Image & Video

iPhone 17 runs Stable Diffusion 1.5 locally in just 3.1 seconds per image

Realistic Vision V5.1 Hyper achieves 3.1s generations at 512x512 on mobile hardware.

Deep Dive

A Reddit user published detailed benchmarks for local Stable Diffusion 1.5 generation on an iPhone 17, marking a significant milestone for on-device AI. Using 512x512 output resolution and leveraging both CPU and Neural Engine compute, they tested three popular models: CyberRealistic, DreamShaper 8 LCM, and Realistic Vision V5.1 Hyper. Each model ran across three prompts with three takes each, totaling 27 generations. The fastest result came from Realistic Vision V5.1 Hyper using DPM Solver Singlestep / Karras, 6 steps, and CFG 1.5, completing in just 3.1 seconds. DreamShaper 8 LCM (LCM / Leading, 10 steps, CFG 2) took 4.5s, while CyberRealistic (DPM Solver Multistep / Karras, 30 steps, CFG 7) lagged at 13.6s. These timings represent warm runs with model packs already installed, reflecting real-world use after initial setup.

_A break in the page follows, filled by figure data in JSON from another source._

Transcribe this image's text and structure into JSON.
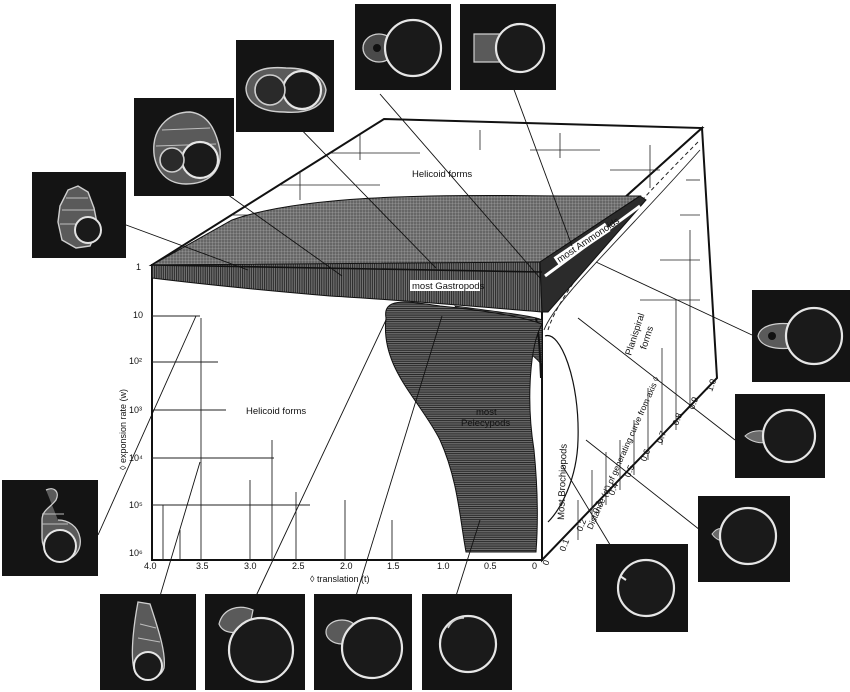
{
  "front_face": {
    "y_axis_label": "◊ exponsion rate (w)",
    "y_ticks": [
      "1",
      "10",
      "10²",
      "10³",
      "10⁴",
      "10⁵",
      "10⁶"
    ],
    "x_axis_label": "◊ translation (t)",
    "x_ticks": [
      "4.0",
      "3.5",
      "3.0",
      "2.5",
      "2.0",
      "1.5",
      "1.0",
      "0.5",
      "0"
    ]
  },
  "side_face": {
    "axis_label": "Distance (d') of generating curve from axis ◊",
    "ticks": [
      "0",
      "0.1",
      "0.2",
      "0.3",
      "0.4",
      "0.5",
      "0.6",
      "0.7",
      "0.8",
      "0.9",
      "1.0"
    ]
  },
  "regions": {
    "helicoid_top": "Helicoid    forms",
    "helicoid_front": "Helicoid forms",
    "planispiral_1": "Planispiral",
    "planispiral_2": "forms",
    "gastropods": "most  Gastropods",
    "ammonoids": "most  Ammonoids",
    "pelecypods_1": "most",
    "pelecypods_2": "Pelecypods",
    "brachiopods": "Most Brochiopods"
  },
  "specimens": [
    {
      "name": "gastropod-tall-spire",
      "shape": "spire-tall"
    },
    {
      "name": "gastropod-high-spire",
      "shape": "spire-mid"
    },
    {
      "name": "gastropod-low-spire",
      "shape": "spire-low"
    },
    {
      "name": "ammonoid-side-view",
      "shape": "disc-side"
    },
    {
      "name": "ammonoid-front-view",
      "shape": "disc-front"
    },
    {
      "name": "planispiral-involute",
      "shape": "planispiral"
    },
    {
      "name": "brachiopod-like-1",
      "shape": "beak-round"
    },
    {
      "name": "brachiopod-like-2",
      "shape": "beak-small"
    },
    {
      "name": "brachiopod-like-3",
      "shape": "round-tip"
    },
    {
      "name": "pelecypod-round",
      "shape": "round"
    },
    {
      "name": "pelecypod-umbo",
      "shape": "umbo"
    },
    {
      "name": "pelecypod-large-umbo",
      "shape": "umbo-big"
    },
    {
      "name": "tall-cone",
      "shape": "cone"
    },
    {
      "name": "hooked-form",
      "shape": "hook"
    }
  ]
}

The results suggest that further model optimizations and hardware upgrades could push mobile image generation toward near-instant performance, potentially enabling real-time local video generation. For professionals, this means privacy-preserving AI image creation without cloud dependency, opening up applications in on-device design, prototyping, and creative tools. The benchmark highlights how rapidly mobile neural engines are closing the gap with desktop GPUs for generative AI workloads.

Key Points
  • Realistic Vision V5.1 Hyper achieved 3.1s per 512x512 image using 6 steps and CFG 1.5 on iPhone 17's CPU + Neural Engine.
  • DreamShaper 8 LCM ran at 4.5s with 10 steps and CFG 2, while CyberRealistic required 13.6s with 30 steps and CFG 7.
  • All tests used warm runs with preloaded model packs; 27 total generations across 3 models and 3 prompts.

Why It Matters

Local AI image generation on mobile is now viable, enabling privacy and offline use for professionals.